Per quanto io adori tutte e tre le tipologie di pizze (ma così come qualsiasi tipo di pizza, se fatta bene) ne ho voluto sottolineare i cosiddetti “difetti” visti da un occhio esterno per evidenziare che si tratta di tre prodotti completamente diversi tra di loro. Eppure, nonostante possano non riscontrare il gusto di chi non è abituato a mangiarle, siamo tutti d’accordo nel definirle “pizza”. Perlomeno, storicamente parlando, hanno acquisito quel nome: poi, che qualcuno dica, “quella per me non è pizza” è un’altra cosa. Ma sicuramente nessuno direbbe “è pane”. Quindi, dove tracciamo il confine tra pizza e pane, se tre prodotti così diversi tra di loro vengono inseriti nella stessa categoria?
Qualcuno potrebbe dire: “è facile: sono tonde, quindi sono pizze”. Oppure: “chiaro: le si ricopre con ingredienti e le si inforna, quindi sono pizze”. Bene. Ma allora come spieghiamo la pizza in teglia? O la pizza alla pala? Una è rettangolare, l’altra viene infornata sempre senza ingredienti prima di essere condita o addirittura farcita. Nel mondo romano si è dovuto addirittura trovare un ulteriore marcatore di definizione tra pizza bianca, vergine di topping e fatta per essere tagliata in due e farcita; e pizza rossa, condita appunto con del pomodoro prima della cottura in forno. Nonostante siano di base lo stesso prodotto.
Neanche la definizione del luogo di produzione ci aiuta nella distinzione tra le due categorie: sarebbe facile dire “il pane si fa nei panifici, le pizze si fanno in pizzeria”. In realtà questa separazione non è mai esistita. La pizza, proprio perché derivato del pane, si è sempre prodotta nei forni – intesi come laboratori di produzione – prima che questi si specializzassero in pizzerie. Tanto è vero che questo processo di divisone tra le due categorie commerciali che è avvenuto a Napoli tra il ‘600 e il ‘700 si è ripetuto pari pari con l’emigrazione negli Stati Uniti: i primi negozi a vendere pizza nelle città americane non erano pizzerie, bensì bakeries, ovvero panifici (o, tradotto meglio, “forni”, perché vi si producono anche altri lievitati). Solo successivamente, vista la popolarità del prodotto tra le comunità di italiani, alcuni di questi panifici si sono verticalizzati in pizzerie.

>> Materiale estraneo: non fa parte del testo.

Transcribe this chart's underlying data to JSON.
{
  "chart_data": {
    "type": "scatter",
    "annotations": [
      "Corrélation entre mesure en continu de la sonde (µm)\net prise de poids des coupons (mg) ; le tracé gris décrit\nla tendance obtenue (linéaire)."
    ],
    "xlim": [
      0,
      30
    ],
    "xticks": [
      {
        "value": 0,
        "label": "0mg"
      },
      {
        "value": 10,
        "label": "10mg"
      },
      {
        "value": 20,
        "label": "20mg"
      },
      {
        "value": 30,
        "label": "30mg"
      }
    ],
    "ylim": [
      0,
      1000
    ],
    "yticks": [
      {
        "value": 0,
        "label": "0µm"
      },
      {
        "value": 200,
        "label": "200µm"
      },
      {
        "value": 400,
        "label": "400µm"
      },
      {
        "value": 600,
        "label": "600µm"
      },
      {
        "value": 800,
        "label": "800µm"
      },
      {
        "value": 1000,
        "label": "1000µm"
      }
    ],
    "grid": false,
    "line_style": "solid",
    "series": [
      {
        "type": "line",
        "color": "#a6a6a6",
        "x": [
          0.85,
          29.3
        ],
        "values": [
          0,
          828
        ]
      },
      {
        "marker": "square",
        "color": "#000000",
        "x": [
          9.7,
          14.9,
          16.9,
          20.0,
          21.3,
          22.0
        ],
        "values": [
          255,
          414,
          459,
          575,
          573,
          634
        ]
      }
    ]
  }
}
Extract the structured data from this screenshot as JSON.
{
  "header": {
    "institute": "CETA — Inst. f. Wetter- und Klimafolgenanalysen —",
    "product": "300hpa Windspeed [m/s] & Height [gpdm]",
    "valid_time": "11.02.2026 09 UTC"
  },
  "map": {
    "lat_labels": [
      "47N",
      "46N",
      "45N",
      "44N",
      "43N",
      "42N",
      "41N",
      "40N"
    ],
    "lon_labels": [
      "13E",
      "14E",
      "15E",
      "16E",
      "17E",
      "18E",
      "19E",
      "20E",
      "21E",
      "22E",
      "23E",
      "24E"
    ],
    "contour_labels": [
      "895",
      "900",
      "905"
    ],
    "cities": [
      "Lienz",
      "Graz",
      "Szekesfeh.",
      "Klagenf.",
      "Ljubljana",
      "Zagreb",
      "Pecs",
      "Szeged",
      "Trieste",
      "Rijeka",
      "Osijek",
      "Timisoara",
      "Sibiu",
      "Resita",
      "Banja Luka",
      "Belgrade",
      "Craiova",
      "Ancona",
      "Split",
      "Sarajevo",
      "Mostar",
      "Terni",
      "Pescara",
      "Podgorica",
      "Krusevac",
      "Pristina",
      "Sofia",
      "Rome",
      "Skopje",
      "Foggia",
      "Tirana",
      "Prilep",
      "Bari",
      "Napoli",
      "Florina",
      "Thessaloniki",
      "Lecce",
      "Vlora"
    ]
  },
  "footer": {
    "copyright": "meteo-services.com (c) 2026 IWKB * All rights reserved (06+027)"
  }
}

Sicuramente il momento più alto di confusione nella storia della pizza si è generato con la nascita del movimento della pizza contemporanea (soprattutto nella scuola casertana) che ha introdotto negli impasti proprio quei processi tipici della panificazione: i prefermenti come la biga, il poolish, lo sponge e chi più ne ha più ne metta. A un certo punto si è sentita la necessità di dividere il processo di impasto con i due termini “diretto” e “indiretto” per semplificare il concetto che si facesse uso di prefermenti o meno. E, per una serie di motivi che non stiamo qui a elencare ora, si è alimentata la convinzione che le grosse alveolature tipiche della pizza a canotto siano determinate solo dall’uso dei prefermenti.
Ed è soprattutto col trend del canotto che si è sviluppato quello che è il tormentone più ricorrente tra una certa fetta di pubblico legata alla tradizione (qualsiasi cosa questa voglia dire): di fronte a cornicioni sempre più paffuti e pizze di ridotte dimensioni l’esclamazione più comune è “quella non è pizza, è pane”. Io però a sentire affermazioni di questo tipo mi irrito: per lo stesso motivo per cui non scambierei un pane di Matera per una pizza napoletana, con che coraggio si può paragonare il cornicione soffice, arioso e aromatico di una bella pizza casertana con la crosta dura, ruvida e croccante di una forma di pane cafone?

La situazione si è complicata ulteriormente quando i pizzaioli hanno cominciato a ricercare a tutti i costi l’effetto crunch sui loro bordi, cercando di avvicinarsi di più al morso di una focaccia. Nonostante ciò, parliamo sempre di una croccantezza di superficie, una friabilità velata, che niente ha a che vedere con quella più insistente del pane dei fornai. Anche se includiamo quelli artigianali, che pure si divertono con le alveolature spaziose e i tunnel nella mollica. Eppure molti sono così sicuri nello stabilire che no, non è pizza, è pane.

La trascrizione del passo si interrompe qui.